Bir şehrin belleğinin, şehrin planlanmasından başlayan ve gösterge niteliğine ulaşmış yapılar ve alan düzenlemeleriyle oluştuğu savlanabilir. Bunların yitimi ise belleğin yitimine, belleksiz ve anısı olmayan yapıların, düzenlemelerin istilasına neden olacaktır. Kent sakinlerinin fiziksel doku ile kurdukları yaşanmışlık ilişkisi de böylelikle ortadan kalkacak ve anılarının nesnesini yitirmiş kederli insanlar caddelerde, sokaklarda bir tür zombi gibi dolaşmaya başlayacaklardır.

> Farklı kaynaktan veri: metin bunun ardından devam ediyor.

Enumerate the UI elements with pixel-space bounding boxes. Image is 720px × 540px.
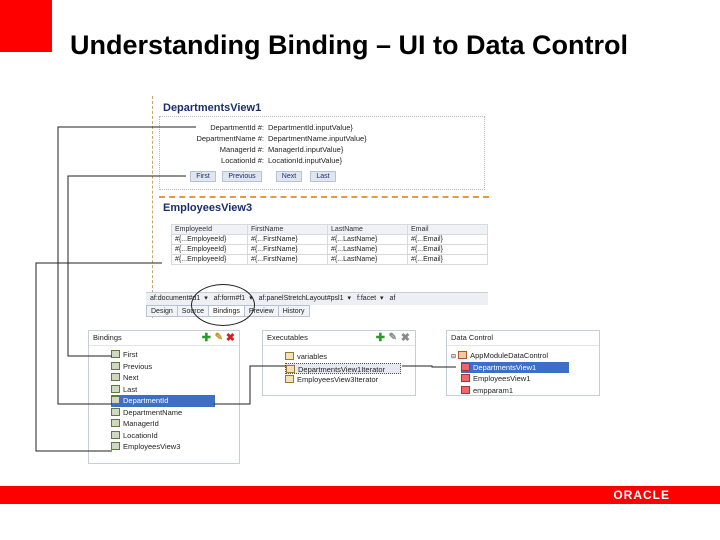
connector-line [35,262,162,452]
connector-line [67,175,186,357]
connector-lines [35,126,456,452]
oracle-logo: ORACLE [613,488,670,502]
connector-line [402,365,456,368]
footer-bar [0,486,720,504]
connector-line [214,365,286,405]
connector-line [57,126,196,405]
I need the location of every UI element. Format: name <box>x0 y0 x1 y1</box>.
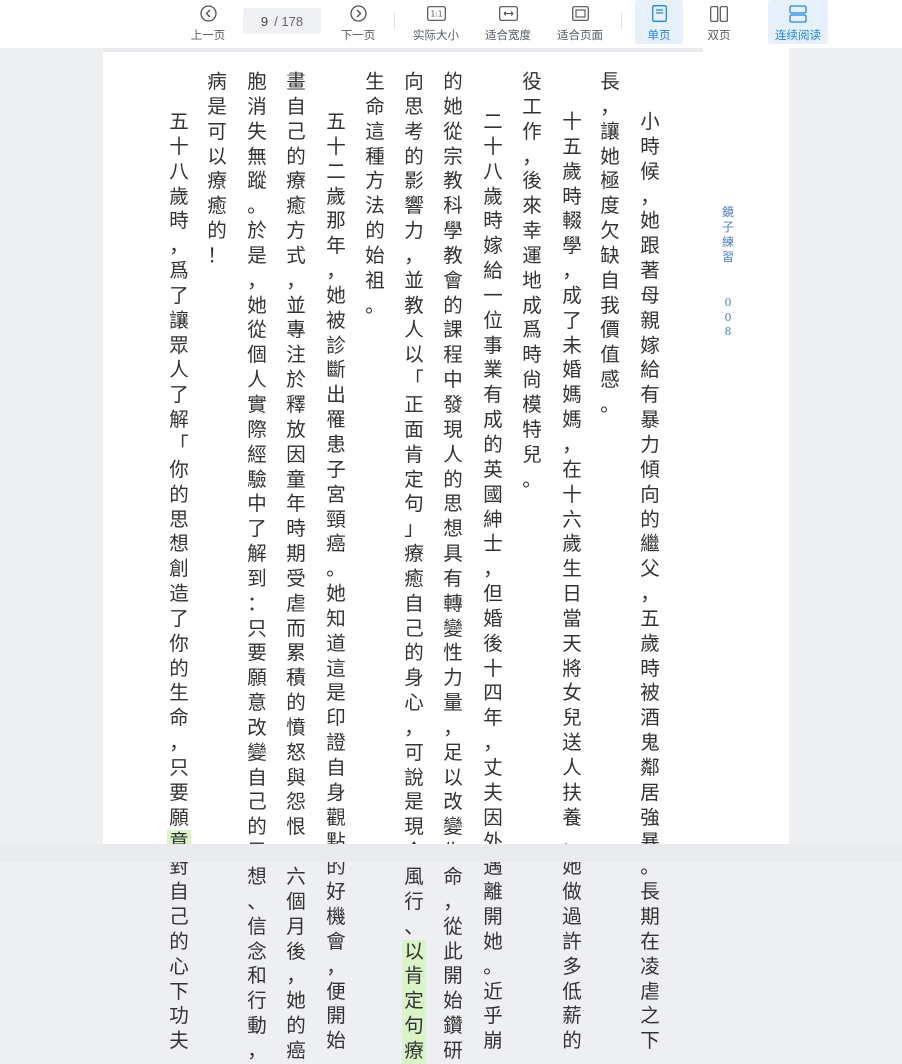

Belki de Ankara insanın görece asık suratlı ve “ters” oluşunun gerekçesi de bu durumdur. Düşünün bir kez; ilk kez sevgilinizi öptüğünüz kuytu pastane, el ele dolaştığınız park, ilk rakınızı içtiğiniz meyhane, iş çıkışı uğranılan tek tek ya da yollukçu diye adlandırılan ayaküstü içkili mekanlar, derin memleket meselelerini tartışıp durduğunuz şarap evleri vb. nitelikteki yapıların, alanların ortadan kaldırıldığını… Hakikaten dehşet ve trajedi yaratan bir durumdur bu ve Ankara’da, böylesi trajediler fazlasıyla yaşanıyor. Çok geriye, Cumhuriyetin ilk yıllarına falan gitmeye gerek yok. An itibariyle kırk yaşlarında olan Ankaralıların bile yitirdiği o kadar çok anı ve bellek mekanı var ki… Hepsini sıralamaya kalksak tefrika roman yazabiliriz. En azından bizim kişisel tarihimiz ve varoluşumuzda etkisi olan ve şimdilerde yok edilmiş bazı örnekleri, kederle anarak ve anımsatarak devam edelim.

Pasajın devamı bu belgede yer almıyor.